Accordingly, we affirm the judgment of the district court. We dispense with oral argument because the facts and legal contentions are adequately presented in the materials before this court and argument would not aid the decisional process.
1. We reversed the district court's previous civil commitment order after concluding that the court abused its discretion in denying Blackledge's counsel's request to withdraw from representation. United States v. Blackledge, 751 F.3d 188 (4th Cir. 2014).
2. As to the prior conduct prong, Blackledge was convicted of a sexually-motivated murder in 1960, as well as various child pornography offenses in 1986. In 2005, Blackledge was sentenced to six years' imprisonment for supervision violations after he admitted accessing child pornography and sending nude images of himself to underage girls. Blackledge was serving this six-year prison term at the time the Government moved to certify him as a sexually dangerous person. As to the serious mental illness prong, each expert diagnosed Blackledge with some form of pedophilic disorder, and the court concluded that clear and convincing evidence supported this diagnosis.
3. Citations to “J.A.” refer to the Joint Appendix filed by the parties in this appeal.
4. The district court also relied on precertification forensic reports authored by Dr.
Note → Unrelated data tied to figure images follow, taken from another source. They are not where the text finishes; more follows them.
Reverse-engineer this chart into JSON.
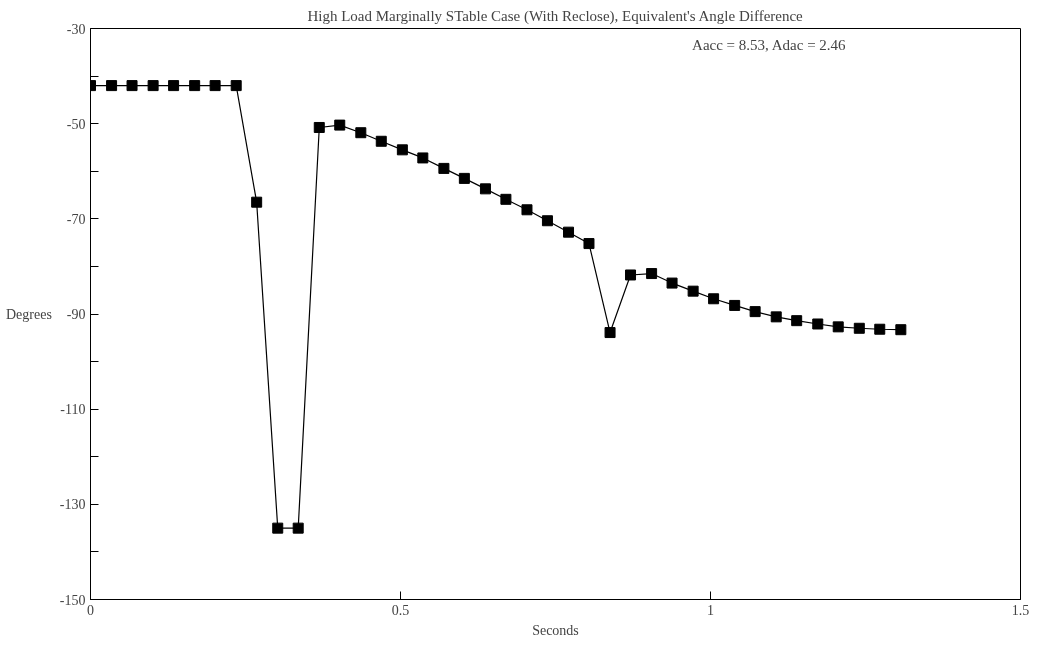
{
  "chart_data": {
    "type": "line",
    "title": "High Load Marginally STable Case (With Reclose), Equivalent's Angle Difference",
    "xlabel": "Seconds",
    "ylabel": "Degrees",
    "x": [
      0,
      0.034,
      0.067,
      0.101,
      0.134,
      0.168,
      0.201,
      0.235,
      0.268,
      0.302,
      0.335,
      0.369,
      0.402,
      0.436,
      0.469,
      0.503,
      0.536,
      0.57,
      0.603,
      0.637,
      0.67,
      0.704,
      0.737,
      0.771,
      0.804,
      0.838,
      0.871,
      0.905,
      0.938,
      0.972,
      1.005,
      1.039,
      1.072,
      1.106,
      1.139,
      1.173,
      1.206,
      1.24,
      1.273,
      1.307
    ],
    "series": [
      {
        "color": "#000000",
        "values": [
          -42,
          -42,
          -42,
          -42,
          -42,
          -42,
          -42,
          -42,
          -66.5,
          -135,
          -135,
          -50.8,
          -50.3,
          -51.9,
          -53.7,
          -55.5,
          -57.2,
          -59.4,
          -61.5,
          -63.7,
          -65.9,
          -68.1,
          -70.4,
          -72.8,
          -75.2,
          -93.9,
          -81.8,
          -81.5,
          -83.5,
          -85.2,
          -86.8,
          -88.2,
          -89.5,
          -90.6,
          -91.4,
          -92.1,
          -92.7,
          -93,
          -93.2,
          -93.3
        ]
      }
    ],
    "xlim": [
      0,
      1.5
    ],
    "xticks": [
      0,
      0.5,
      1,
      1.5
    ],
    "ylim": [
      -150,
      -30
    ],
    "yticks": [
      -150,
      {
        "value": -140,
        "label": null
      },
      -130,
      {
        "value": -120,
        "label": null
      },
      -110,
      {
        "value": -100,
        "label": null
      },
      -90,
      {
        "value": -80,
        "label": null
      },
      -70,
      {
        "value": -60,
        "label": null
      },
      -50,
      {
        "value": -40,
        "label": null
      },
      -30
    ],
    "annotations": [
      "Aacc  =  8.53,   Adac  =  2.46"
    ],
    "grid": false,
    "marker": "square",
    "line_style": "solid"
  }
}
Tanya Cunic, who interviewed Blackledge in 2009. Dr. Cunic noted that research suggested that individuals over age 60 have lower rates of recidivism, but reasoned that Blackledge was not on this trajectory because his last offense occurred at age 59. After analyzing various risk factors, Dr. Cunic concluded that Blackledge was highly likely to continue sexually abusing children.
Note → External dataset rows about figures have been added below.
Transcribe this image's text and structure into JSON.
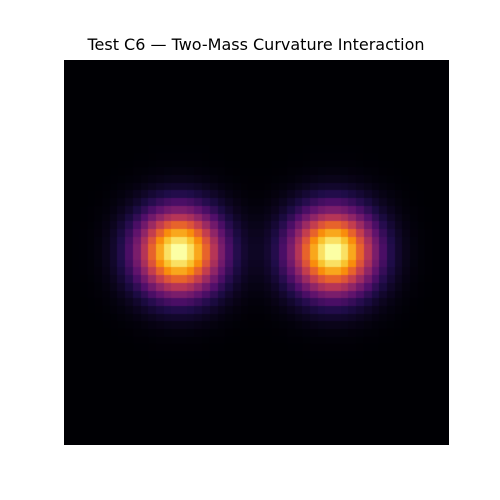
{
  "chart_data": {
    "type": "heatmap",
    "title": "Test C6 — Two-Mass Curvature Interaction",
    "xlabel": "",
    "ylabel": "",
    "axes_visible": false,
    "colormap": "inferno",
    "background_color": "#000004",
    "grid": false,
    "legend": "none",
    "x_range": [
      0,
      1
    ],
    "y_range": [
      0,
      1
    ],
    "resolution": [
      50,
      50
    ],
    "sources": [
      {
        "x": 0.3,
        "y": 0.5,
        "sigma": 0.075,
        "amplitude": 1.0
      },
      {
        "x": 0.7,
        "y": 0.5,
        "sigma": 0.075,
        "amplitude": 1.0
      }
    ]
  }
}
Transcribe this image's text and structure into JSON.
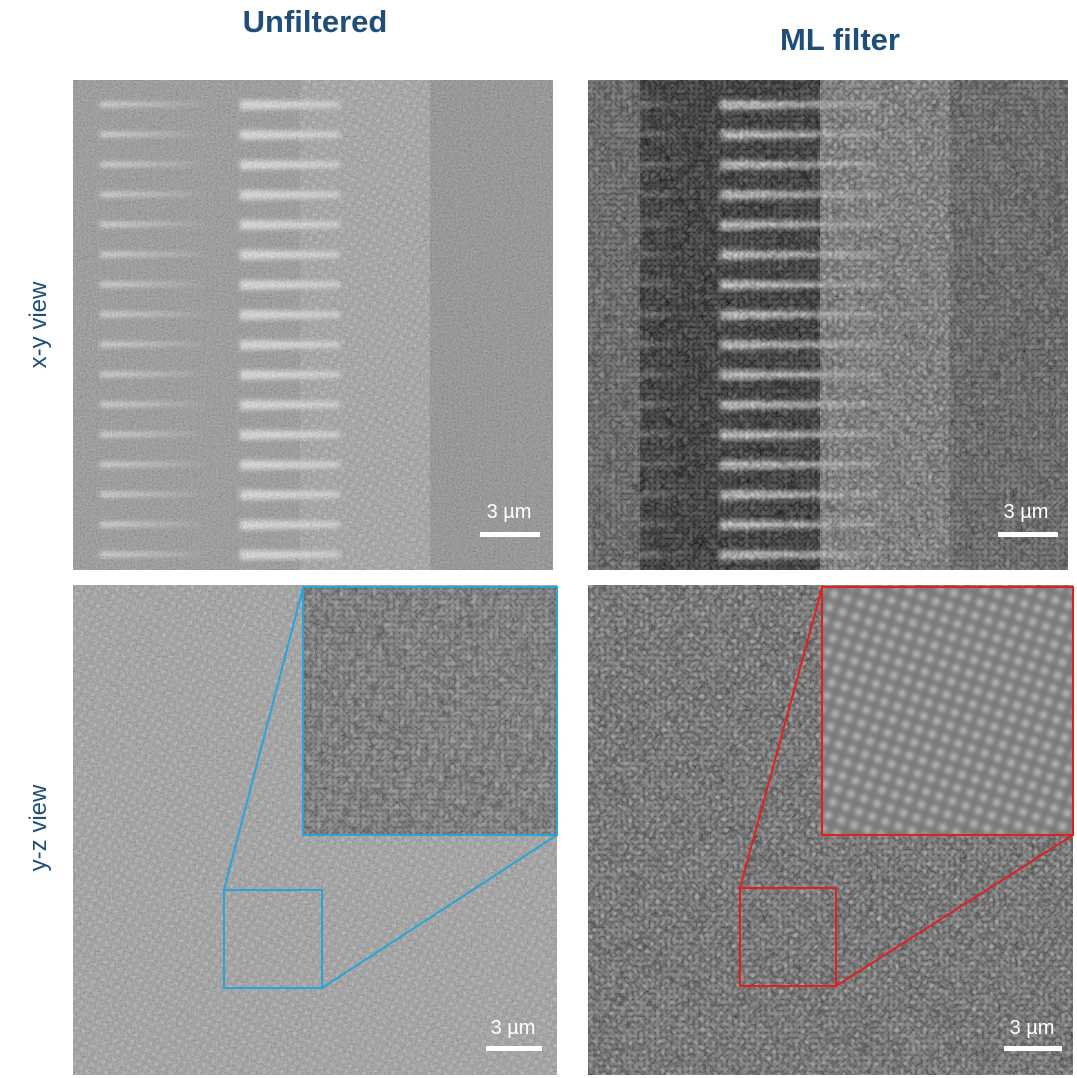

5. Blackledge also argues that the district court improperly resolved conflicting testimony about whether he suffers from mild schizotypal personality disorder, which, according to Dr. Wood, is associated with traits that indicate a lower risk of recidivism. Dr. North disputed Dr. Wood's diagnosis of schizotypal personality disorder because Blackledge had never received this diagnosis in his numerous prior evaluations, it would be unusual for Blackledge to develop a new personality disorder at his age, and Blackledge did not exhibit the rigid personality associated with schizotypal individuals. Although the court found Dr. North's testimony on this point more credible, the record reflects that Blackledge actually received this same diagnosis from another doctor roughly a year before Dr. Wood's diagnosis. Given that Dr. North provided two other sound bases for his opinion, we conclude that the court did not clearly err in crediting Dr. North's opinion.